Codocyte

Codocytes, also known as target cells, are red blood cells that have the appearance of a shooting target with a bullseye. In optical microscopy these cells appear to have a dark center (a central, hemoglobinized area) surrounded by a white ring (an area of relative pallor), followed by dark outer (peripheral) second ring containing a band of hemoglobin. However, in electron microscopy they appear very thin and bell shaped (hence the name codo-: bell). Because of their thinness they are referred to as leptocytes. On routine smear morphology, some people like to make a distinction between leptocytes and codocytes- suggesting that in leptocytes the central spot is not completely detached from the peripheral ring, i.e. the pallor is in a C shape rather than a full ring.[1]

Codocytes in human blood (Giemsa stain)
Target cell compared to other forms of poikilocytosis.

These cells are characterized by a disproportional increase in the ratio of surface membrane area to volume. This is also described as a "relative membrane excess." It is due to either increased red cell surface area (increased beyond normal), or else a decreased intracellular hemoglobin content (which may cause an abnormal decrease in cell volume without affecting the amount of membrane area). The increase in the surface area to volume ratio also gives the cell decreased osmotic fragility, as it allows it to take up more water for a given amount of osmotic stress.

In vivo (within the blood vessel), the codocyte is a bell-shaped cell. It assumes a "target" configuration only when processed to obtain a blood film. In the film these cells appear thinner than normal, primarily due to their pallor (by which thickness is judged on microscopy).

When the cells are flattened out on a smear, the top of the bell is pushed to the center creating a central target with a relatively high quantity of hemoglobin.

Causes

Target cells may appear in association with the following conditions:

  • Liver disease: Lecithin—cholesterol acyltransferase (LCAT) activity may be decreased in obstructive liver disease. Decreased enzymatic activity increases the cholesterol to phospholipid ratio, producing an absolute increase in surface area of the red blood cell membranes or may be increased red cell membrane fluidity.
  • Alpha-thalassemia and beta-thalassemia[2]
  • Hemoglobin C Disease
  • Iron deficiency anemia
  • Post-splenectomy: A major function of the spleen is the clearance of opsonized, deformed, and damaged erythrocytes by splenic macrophages. If splenic macrophage function is abnormal or absent because of splenectomy, altered erythrocytes will not be removed from the circulation efficiently. Therefore, increased numbers of target cells may be observed.
  • Autosplenectomy caused by sickle cell anemia or hyposplenism in coeliac disease[3]
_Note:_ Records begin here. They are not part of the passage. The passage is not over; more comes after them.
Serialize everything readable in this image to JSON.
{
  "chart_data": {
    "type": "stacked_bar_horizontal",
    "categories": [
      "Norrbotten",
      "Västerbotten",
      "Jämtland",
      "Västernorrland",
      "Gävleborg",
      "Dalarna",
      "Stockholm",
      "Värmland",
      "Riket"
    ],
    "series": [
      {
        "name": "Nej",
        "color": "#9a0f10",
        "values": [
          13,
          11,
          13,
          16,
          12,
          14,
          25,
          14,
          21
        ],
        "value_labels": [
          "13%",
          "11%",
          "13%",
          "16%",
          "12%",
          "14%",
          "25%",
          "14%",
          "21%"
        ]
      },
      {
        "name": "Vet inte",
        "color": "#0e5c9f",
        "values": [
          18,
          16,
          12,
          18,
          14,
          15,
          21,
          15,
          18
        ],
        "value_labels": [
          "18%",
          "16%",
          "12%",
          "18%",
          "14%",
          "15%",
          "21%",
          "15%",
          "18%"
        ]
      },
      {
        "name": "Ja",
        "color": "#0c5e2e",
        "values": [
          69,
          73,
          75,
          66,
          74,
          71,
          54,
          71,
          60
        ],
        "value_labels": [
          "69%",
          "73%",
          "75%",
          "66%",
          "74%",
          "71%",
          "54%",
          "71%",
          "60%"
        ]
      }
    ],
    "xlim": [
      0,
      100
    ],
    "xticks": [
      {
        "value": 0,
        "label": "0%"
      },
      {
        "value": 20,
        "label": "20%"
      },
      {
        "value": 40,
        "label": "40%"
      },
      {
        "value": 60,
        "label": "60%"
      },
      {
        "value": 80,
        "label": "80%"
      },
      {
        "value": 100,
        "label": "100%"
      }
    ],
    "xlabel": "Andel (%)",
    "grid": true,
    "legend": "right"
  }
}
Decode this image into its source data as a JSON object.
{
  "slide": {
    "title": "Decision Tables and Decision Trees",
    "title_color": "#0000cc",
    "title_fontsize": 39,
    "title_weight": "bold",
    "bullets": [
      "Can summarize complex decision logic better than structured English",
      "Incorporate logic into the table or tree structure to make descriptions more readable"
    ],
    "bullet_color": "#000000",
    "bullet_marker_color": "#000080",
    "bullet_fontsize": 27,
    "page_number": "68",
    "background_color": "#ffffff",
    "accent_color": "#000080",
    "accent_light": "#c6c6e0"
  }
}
In patients with obstructive liver disease, lecithin cholesterol acetyltransferase activity is depressed, which increases the cholesterol-to-phospholipid ratio and produces an absolute increase in the surface area of the red cell membrane. In contrast, membrane excess is only relative in patients with iron-deficiency anemia and thalassemia because of the reduced quantity of intracellular hemoglobin. When a cell membrane collapses it becomes static and stops pulsating. Target cell formation decreases the amount of oxygen that is circulated through the blood and unable to deliver it to all areas of the body.

Symptoms

Elevations in target cells are the result of a shift in the exchange equilibrium between the red blood cells and the cholesterol. Also the surface membrane to volume ratio is increased. Target cells are more resistant to osmotic lysis, which is mostly seen in dogs. Hypochromic cells in iron deficiency anemias also can show a target appearance. Target cells are abnormally resistant to saline.

Etymology

From Ancient Greek, κώδων: bell.

References

  1. Turgeon, Mary Louise (1999). "Ch. 6". Clinical Hematology: Theory and Procedures. Vol. 936. Lippincott Williams & Wilkins. p. 103. ISBN 978-0-316-85623-2.
  2. Tierney, Lawrence M.; McPhee, Stephen J.; Papadakis, Maxine A. (2006). Current Medical Diagnosis and Treatment 2007 (Current Medical Diagnosis and Treatment). McGraw-Hill Professional. pp. 498. ISBN 0-07-147247-9.
  3. Halfdanarson, T. R.; Litzow, M. R.; Murray, J. A. (15 January 2007). "Hematologic manifestations of celiac disease". Blood. 109 (2): 412–421. doi:10.1182/blood-2006-07-031104. PMC 1785098. PMID 16973955.